18To begin with, the appellant was not parked lawfully and was not picking up passengers at the time he committed the offence. He was stopped at a red light, and his attention was focused on the handheld device. When driving a car, a driver should be alert and attentive at all times to the roadway, other drivers, and any pedestrians in the area. When the light turned green, he was still focused on the handheld device, according to the evidence accepted by Justice Valentine. Nothing prevented him from parking his vehicle and lawfully operating the device safely: section 78.1(6). He chose to hold the device while driving. Being stopped at a red light does not excuse his conduct: see York (Regional Municipality) v. Cong, 2026 ONCJ 191, at para. 8; Lukic. v. R, 2021 SKQB 221, at paras. 64-5.

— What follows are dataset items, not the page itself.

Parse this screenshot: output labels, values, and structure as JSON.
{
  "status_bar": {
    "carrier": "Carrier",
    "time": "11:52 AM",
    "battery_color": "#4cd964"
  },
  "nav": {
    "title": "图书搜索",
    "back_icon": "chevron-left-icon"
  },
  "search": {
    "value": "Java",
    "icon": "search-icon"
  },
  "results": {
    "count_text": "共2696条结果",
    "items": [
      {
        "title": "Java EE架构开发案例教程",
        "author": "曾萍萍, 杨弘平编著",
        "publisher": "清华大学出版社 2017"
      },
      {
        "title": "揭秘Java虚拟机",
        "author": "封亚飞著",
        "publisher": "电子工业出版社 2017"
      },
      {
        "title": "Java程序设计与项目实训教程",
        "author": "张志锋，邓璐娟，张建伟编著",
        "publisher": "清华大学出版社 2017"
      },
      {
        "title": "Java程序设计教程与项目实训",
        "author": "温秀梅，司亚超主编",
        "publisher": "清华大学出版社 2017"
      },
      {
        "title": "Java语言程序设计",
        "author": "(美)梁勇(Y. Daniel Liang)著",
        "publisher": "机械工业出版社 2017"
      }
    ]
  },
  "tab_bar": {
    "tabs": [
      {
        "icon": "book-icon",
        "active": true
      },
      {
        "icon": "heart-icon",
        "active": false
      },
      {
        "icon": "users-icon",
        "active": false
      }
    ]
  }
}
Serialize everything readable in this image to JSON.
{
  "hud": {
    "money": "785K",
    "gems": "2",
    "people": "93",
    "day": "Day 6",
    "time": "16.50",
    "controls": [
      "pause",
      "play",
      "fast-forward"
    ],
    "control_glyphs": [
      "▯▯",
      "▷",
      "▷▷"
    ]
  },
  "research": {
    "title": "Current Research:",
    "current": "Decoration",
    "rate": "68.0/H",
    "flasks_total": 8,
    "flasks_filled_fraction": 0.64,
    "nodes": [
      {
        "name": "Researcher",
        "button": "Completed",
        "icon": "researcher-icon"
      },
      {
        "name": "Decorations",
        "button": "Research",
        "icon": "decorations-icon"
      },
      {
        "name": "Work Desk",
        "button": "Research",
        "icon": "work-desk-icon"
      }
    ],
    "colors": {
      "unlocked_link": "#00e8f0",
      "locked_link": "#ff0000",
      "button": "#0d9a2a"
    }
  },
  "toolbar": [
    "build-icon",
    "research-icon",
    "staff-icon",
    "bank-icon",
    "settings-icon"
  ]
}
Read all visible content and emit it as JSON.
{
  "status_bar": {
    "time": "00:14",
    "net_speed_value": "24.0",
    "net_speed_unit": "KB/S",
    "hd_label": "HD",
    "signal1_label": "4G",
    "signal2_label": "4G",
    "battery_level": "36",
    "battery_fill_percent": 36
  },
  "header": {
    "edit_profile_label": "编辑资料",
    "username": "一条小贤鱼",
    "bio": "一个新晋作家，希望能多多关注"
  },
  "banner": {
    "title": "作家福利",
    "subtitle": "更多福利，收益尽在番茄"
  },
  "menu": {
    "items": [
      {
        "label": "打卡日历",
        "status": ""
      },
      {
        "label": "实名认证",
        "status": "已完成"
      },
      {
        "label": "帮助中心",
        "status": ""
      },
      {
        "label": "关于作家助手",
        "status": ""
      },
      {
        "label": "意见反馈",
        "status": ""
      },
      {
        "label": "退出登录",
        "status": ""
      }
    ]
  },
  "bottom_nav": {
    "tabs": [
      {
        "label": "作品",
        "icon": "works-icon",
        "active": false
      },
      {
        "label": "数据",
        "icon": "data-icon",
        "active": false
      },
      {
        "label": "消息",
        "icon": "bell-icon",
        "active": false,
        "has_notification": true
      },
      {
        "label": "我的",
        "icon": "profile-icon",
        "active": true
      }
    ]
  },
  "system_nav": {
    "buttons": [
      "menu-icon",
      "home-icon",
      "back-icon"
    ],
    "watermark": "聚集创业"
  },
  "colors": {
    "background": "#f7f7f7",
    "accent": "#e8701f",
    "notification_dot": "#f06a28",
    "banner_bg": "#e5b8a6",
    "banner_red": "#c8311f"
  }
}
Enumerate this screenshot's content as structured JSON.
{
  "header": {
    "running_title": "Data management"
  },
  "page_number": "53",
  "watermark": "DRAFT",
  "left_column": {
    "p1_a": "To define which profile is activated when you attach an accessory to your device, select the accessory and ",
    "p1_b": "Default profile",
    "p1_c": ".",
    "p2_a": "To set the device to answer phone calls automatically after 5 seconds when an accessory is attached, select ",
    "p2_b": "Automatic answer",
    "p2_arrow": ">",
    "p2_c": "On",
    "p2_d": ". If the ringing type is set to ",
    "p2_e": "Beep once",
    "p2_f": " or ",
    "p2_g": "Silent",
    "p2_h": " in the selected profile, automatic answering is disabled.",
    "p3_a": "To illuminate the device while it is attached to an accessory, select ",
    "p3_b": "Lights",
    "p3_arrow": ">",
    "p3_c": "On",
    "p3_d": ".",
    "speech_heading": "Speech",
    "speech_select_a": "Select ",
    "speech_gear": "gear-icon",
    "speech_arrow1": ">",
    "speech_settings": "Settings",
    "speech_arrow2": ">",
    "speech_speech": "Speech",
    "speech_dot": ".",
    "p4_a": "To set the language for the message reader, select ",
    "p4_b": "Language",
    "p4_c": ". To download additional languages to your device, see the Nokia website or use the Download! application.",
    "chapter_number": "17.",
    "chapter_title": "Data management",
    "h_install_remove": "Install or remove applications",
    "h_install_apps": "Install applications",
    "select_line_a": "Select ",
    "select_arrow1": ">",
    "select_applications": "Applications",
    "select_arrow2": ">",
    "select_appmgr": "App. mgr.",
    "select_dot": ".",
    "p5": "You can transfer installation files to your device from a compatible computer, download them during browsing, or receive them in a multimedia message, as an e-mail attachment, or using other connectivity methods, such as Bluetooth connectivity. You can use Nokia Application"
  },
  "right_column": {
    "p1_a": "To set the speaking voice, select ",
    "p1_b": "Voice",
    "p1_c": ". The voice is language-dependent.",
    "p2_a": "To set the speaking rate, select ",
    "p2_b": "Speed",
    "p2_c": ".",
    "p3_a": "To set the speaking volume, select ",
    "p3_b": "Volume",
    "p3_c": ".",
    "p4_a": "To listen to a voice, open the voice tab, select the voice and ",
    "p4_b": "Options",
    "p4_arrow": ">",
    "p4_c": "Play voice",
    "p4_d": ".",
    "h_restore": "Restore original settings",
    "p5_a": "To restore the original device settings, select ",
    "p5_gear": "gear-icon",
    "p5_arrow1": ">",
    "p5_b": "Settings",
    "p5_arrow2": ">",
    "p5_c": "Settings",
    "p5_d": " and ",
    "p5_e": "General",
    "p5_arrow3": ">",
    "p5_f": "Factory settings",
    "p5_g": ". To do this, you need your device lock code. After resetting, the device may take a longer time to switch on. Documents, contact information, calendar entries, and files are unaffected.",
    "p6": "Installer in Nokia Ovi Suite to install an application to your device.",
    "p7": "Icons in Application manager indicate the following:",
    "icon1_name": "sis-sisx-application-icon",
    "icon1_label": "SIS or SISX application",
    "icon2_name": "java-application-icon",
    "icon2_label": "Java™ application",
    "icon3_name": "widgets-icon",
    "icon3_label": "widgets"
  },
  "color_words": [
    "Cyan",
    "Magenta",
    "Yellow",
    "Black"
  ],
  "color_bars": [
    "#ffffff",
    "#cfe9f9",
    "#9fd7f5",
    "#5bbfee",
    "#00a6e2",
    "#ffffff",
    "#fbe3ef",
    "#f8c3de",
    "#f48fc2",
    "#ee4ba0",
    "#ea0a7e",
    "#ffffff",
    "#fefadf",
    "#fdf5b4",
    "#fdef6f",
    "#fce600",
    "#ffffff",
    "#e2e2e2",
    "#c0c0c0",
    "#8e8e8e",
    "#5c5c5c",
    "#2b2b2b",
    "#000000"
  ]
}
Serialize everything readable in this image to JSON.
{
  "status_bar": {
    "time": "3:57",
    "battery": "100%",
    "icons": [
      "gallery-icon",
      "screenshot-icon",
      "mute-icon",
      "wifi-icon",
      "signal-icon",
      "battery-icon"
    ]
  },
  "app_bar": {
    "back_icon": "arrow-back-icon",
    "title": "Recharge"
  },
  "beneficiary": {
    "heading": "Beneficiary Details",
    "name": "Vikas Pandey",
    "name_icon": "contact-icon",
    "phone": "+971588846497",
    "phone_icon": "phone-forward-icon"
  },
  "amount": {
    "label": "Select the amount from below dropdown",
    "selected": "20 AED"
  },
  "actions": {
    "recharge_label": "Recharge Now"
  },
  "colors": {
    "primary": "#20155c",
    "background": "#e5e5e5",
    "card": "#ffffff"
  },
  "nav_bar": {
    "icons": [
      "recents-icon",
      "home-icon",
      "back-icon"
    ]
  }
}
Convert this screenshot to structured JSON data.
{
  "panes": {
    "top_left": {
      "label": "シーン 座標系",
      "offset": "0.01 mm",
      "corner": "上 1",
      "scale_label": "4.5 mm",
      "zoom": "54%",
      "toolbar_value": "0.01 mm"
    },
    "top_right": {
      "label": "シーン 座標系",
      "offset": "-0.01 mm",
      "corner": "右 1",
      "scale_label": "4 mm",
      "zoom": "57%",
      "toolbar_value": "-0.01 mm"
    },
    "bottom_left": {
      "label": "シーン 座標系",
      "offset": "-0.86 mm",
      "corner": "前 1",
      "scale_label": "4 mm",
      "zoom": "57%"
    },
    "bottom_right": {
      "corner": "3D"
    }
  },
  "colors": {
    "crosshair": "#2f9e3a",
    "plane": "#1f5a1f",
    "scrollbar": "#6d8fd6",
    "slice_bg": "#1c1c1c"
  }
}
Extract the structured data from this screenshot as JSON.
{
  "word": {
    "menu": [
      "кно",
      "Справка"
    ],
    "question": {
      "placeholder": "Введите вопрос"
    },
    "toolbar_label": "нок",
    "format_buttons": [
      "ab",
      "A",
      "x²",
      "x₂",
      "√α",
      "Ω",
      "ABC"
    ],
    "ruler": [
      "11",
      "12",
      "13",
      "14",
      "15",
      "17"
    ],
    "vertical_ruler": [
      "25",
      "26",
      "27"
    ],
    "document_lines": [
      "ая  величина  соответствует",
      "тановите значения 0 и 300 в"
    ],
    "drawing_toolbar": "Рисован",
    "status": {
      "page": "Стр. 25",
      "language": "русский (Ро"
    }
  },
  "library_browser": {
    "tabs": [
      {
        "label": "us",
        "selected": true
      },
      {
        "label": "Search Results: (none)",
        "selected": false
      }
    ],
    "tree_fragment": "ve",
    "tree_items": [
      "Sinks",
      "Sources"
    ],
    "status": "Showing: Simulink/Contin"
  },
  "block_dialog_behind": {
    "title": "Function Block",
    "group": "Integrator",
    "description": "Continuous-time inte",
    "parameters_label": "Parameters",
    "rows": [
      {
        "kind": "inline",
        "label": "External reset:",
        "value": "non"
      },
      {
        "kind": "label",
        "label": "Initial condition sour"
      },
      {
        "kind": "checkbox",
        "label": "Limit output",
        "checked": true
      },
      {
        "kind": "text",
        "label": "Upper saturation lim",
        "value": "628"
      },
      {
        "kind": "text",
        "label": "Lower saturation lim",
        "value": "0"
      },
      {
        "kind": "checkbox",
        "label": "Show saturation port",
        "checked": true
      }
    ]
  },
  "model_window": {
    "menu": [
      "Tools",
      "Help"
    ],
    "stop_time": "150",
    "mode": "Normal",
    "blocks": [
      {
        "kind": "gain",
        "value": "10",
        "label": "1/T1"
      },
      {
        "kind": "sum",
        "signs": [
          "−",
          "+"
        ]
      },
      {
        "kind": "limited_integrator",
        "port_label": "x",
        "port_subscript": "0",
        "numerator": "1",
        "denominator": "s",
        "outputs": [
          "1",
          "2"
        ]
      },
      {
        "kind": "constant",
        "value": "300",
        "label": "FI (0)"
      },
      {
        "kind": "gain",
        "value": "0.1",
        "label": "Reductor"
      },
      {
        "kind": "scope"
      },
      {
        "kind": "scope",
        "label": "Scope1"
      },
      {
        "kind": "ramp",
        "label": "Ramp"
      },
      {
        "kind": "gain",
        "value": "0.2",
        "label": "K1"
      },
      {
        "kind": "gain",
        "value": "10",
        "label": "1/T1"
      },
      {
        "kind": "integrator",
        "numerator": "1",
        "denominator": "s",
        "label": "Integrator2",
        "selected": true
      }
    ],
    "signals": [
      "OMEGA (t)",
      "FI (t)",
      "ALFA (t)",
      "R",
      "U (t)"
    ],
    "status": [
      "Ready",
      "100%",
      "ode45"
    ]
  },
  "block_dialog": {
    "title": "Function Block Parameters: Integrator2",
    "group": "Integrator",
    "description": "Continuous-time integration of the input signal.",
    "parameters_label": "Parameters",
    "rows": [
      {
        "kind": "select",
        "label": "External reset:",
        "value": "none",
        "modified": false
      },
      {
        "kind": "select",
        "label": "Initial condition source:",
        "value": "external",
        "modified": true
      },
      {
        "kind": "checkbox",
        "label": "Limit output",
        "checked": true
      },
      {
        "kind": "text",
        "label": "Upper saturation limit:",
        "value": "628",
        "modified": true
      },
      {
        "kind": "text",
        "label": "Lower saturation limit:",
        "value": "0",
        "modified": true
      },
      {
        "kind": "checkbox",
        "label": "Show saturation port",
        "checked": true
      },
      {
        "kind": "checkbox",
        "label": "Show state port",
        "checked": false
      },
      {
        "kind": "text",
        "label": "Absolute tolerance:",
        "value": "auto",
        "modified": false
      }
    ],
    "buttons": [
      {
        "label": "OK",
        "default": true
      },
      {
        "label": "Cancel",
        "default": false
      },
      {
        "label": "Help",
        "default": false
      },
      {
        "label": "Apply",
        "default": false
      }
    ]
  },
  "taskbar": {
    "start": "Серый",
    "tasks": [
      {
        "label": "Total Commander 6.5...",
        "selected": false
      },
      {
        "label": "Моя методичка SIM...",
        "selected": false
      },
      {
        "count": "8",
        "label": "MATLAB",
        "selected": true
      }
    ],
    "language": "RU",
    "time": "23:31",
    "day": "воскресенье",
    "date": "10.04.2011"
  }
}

19It is a trite but important observation that driving is a privilege and that accidents can occur in a split second. As stated by the Court of Appeal, a driver’s “undivided attention” is demanded at all times to avoid the possibility of someone being harmed. Mr. Presner described to me other hypothetical scenarios that might arise in the future, which are perhaps not as straightforward as what happened to the appellant, and argued that they would result in unjust outcomes if this provision of the HTA were applied without an additional “public interest” defence. Without commenting on those hypotheticals, I must decide this appeal on the facts as found by the trial court and nothing more. Furthermore, even if I agreed with his larger argument, it is not my place, as a judge of the Ontario Court of Justice hearing this appeal, to effectively rewrite this provision of the HTA. That is a choice for the Provincial Legislature to make.
20Reasonable people can disagree about whether the exceptions contained within section 78.1 of the HTA should be expanded. The appellant, like any other citizen, can speak to his elected representatives if he so desires. What he cannot do is violate the law as written and then ask for an exemption because it suits his interests, however he wishes to characterize them.
21In rare cases, an accused person may also argue the defence of necessity, for example, if one required the use of a handheld device while driving to respond to a medical emergency: see Toronto (City) v. Russo, 2024 ONCJ 476, at paras. 94-9. The established law already provides flexibility in unusual circumstances.
22Finally, I note that no evidence was presented at the trial that the TTC “required” the appellant to operate the handheld device in this manner in these circumstances. While the appellant testified that the device was required for customers to pay their fare, and he asserted he was using it for an employment-related purpose, that does not mean it had to be operated by him at that particular moment. He was stopped at a red light, with no passengers entering or leaving the vehicle. Given that the appellant informed Justice Valentine that he would face disciplinary action from his employer as a result of his conviction, it is difficult to accept that the TTC would expect anything other than its employees to operate its vehicles lawfully at all times.
23Nor would such a demand, if established, amount to a defence at law regardless.
24The appeal against conviction is dismissed.